Today, according to the American Diabetes Association (ADA), 23.6 million children and adults in the United States—7.8% of the population—has diabetes. Of that amount, 17.9 million people are diagnosed, and 5.7 million people go undiagnosed. Additionally, 57 million people have pre-diabetes like factors, and each year, 1.6 million new cases of diabetes are diagnosed in people aged 20 years and older.

If it were not for this first partnership between academia, individual physicians, and the pharmaceutical industry, 8% of our population would still be suffering today. It then seems obvious that any one of those 23.6 million children or adults would tell those who criticize such collaboration that these partnerships and relationships are essential not only for their present health and well being, but for the future as well.

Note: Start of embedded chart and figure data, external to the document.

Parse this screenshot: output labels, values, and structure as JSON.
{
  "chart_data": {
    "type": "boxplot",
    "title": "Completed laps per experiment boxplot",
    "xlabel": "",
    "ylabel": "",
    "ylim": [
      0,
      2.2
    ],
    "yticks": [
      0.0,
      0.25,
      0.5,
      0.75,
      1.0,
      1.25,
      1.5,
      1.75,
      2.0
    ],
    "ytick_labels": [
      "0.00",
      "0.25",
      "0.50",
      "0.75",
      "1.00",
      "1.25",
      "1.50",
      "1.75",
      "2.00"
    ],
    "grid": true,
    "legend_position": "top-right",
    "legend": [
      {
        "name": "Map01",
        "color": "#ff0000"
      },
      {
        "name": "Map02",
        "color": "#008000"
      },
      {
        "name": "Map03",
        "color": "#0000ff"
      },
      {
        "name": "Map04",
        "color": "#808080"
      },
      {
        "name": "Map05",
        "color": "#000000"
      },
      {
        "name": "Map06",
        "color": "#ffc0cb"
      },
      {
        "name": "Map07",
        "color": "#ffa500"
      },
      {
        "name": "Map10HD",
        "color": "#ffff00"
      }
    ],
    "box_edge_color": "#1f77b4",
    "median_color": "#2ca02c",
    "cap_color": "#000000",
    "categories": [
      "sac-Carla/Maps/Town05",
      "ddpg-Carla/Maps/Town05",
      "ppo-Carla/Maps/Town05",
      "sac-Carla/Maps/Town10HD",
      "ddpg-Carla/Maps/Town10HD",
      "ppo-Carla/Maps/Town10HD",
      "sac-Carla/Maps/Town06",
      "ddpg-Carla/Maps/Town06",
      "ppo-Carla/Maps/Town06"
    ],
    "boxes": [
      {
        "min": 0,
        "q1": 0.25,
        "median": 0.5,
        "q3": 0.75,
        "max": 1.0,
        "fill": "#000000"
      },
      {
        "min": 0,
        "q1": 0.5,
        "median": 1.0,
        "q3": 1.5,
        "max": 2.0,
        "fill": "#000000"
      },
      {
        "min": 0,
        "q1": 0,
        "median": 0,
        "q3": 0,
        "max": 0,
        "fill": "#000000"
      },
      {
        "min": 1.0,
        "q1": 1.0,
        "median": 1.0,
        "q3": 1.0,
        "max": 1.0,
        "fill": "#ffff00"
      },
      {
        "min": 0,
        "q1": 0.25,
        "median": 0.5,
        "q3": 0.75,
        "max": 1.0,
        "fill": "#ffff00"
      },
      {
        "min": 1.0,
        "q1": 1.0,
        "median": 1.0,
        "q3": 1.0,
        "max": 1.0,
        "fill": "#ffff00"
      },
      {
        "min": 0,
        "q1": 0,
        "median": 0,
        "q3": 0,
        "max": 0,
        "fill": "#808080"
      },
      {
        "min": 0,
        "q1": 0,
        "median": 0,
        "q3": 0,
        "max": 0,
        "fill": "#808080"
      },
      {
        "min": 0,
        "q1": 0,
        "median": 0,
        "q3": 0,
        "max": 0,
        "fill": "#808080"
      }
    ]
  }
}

As a result, people must recognize the impact this partnership has had in the daily lives of millions of Americans and in numerous other diseases and conditions. Those with diabetes and other illnesses that have benefited from this partnership must speak up and show their support for this collaboration that has saved their lives in some case, and made them healthier in others. Otherwise, if we continue down a path that stifles these relationships and chills the willingness of researchers and physicians to collaborate with industry, we may never find the cures and treatments to diseases the way Dr. Banting did over eight decades ago.